JFoltzMy father, the Rev. James E. Folts, who later served as Bishop of West Texas, was an Episcopal priest, just as I am today. Growing up, our family lived in modest church-owned housing, along with my grandparents, who helped out while my parents were working. The main source of protein in the meals my grandmother cooked was venison. When we would pull in the driveway, it was my job to jump out of the car and open the garage door. It wasn’t unusual to be greeted by the sight of a deer, left hanging for us by a local hunter or rancher. My father became an adept butcher and I remember watching him break down the venison steaks and roasts to pack into the freezer. It took me years to realize what a blessing that gift of meat was to us. If those ranchers hadn’t kept us stocked in deer, we’d probably have been on food stamps.

I remember during school, my sister and I would get pulled from class and eat our lunch early. Then we’d work behind the cafeteria counter, helping prep and serve food to the other kids. At the time I didn’t think about why that was, but later I learned this was a program to provide us with free lunch in exchange for work.

On our family’s tight budget, there wasn’t much room for fresh produce. For years I thought I didn’t like vegetables, because the only kind we ate came out of a can. I hated the taste - I’d rather risk a spanking for not cleaning my plate than eat canned spinach.

After high school and college, I traveled to St. Bartholomew's Church in mid-town Manhattan, and for a year I worked there with volunteers to help the homeless, the hungry, the elderly and struggling families with young children. Quite a change from Texas, St. Bart’s was my first real experience with a ministry of providing emergency food, clothing and shelter.

Over the past 13 years serving as rector of St. John’s Episcopal Church in Essex, I have been asked to join the SSKP Board several times. In 2016 the timing was right. Today I work with the rest of the Board, an entity that I liken to being the physician for SSKP - carefully examining and “taking the temperature” - making sure the agency is in good health.

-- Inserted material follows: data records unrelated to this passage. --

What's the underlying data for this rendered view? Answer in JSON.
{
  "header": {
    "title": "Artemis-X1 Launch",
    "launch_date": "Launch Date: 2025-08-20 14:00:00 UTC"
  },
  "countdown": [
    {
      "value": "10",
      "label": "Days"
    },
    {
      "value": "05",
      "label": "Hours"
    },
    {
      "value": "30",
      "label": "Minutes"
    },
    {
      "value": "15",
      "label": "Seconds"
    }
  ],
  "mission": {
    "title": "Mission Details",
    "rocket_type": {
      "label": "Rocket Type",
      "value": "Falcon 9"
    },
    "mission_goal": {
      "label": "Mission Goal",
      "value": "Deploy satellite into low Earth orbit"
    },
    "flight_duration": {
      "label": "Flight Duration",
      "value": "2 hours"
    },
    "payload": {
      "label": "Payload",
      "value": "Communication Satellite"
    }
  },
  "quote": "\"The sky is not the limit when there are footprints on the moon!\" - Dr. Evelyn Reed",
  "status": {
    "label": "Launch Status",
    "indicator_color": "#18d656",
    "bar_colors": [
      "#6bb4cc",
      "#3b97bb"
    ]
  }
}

If the Board is like a physician, then the volunteers, the guests, the pantries, and the soup kitchens are the heart. I wanted to connect more to that heart, so this year I’ve joined a meal site team at the Tuesday dinner at St. John’s, as well as volunteering once a month at the pantry in Old Lyme on Saturday mornings. At the pantry, I have been helping guests with their shopping carts as they leave and I enjoy helping them put their groceries in their cars. It kind of takes me back to the very first job I had as a teenager. Recently, I helped a mom who was struggling with several bags of food and two young kids. She asked me to watch over them as she brought her car around. As I helped her put the bags in the trunk, I was grateful for her trust in me, and for the overall feeling of family, community and caring that the pantry creates.

SSKP is one of the finest non-profits that I’ve ever been affiliated with - I have never seen one so professionally run. The bar is set very high - but together we always meet the need.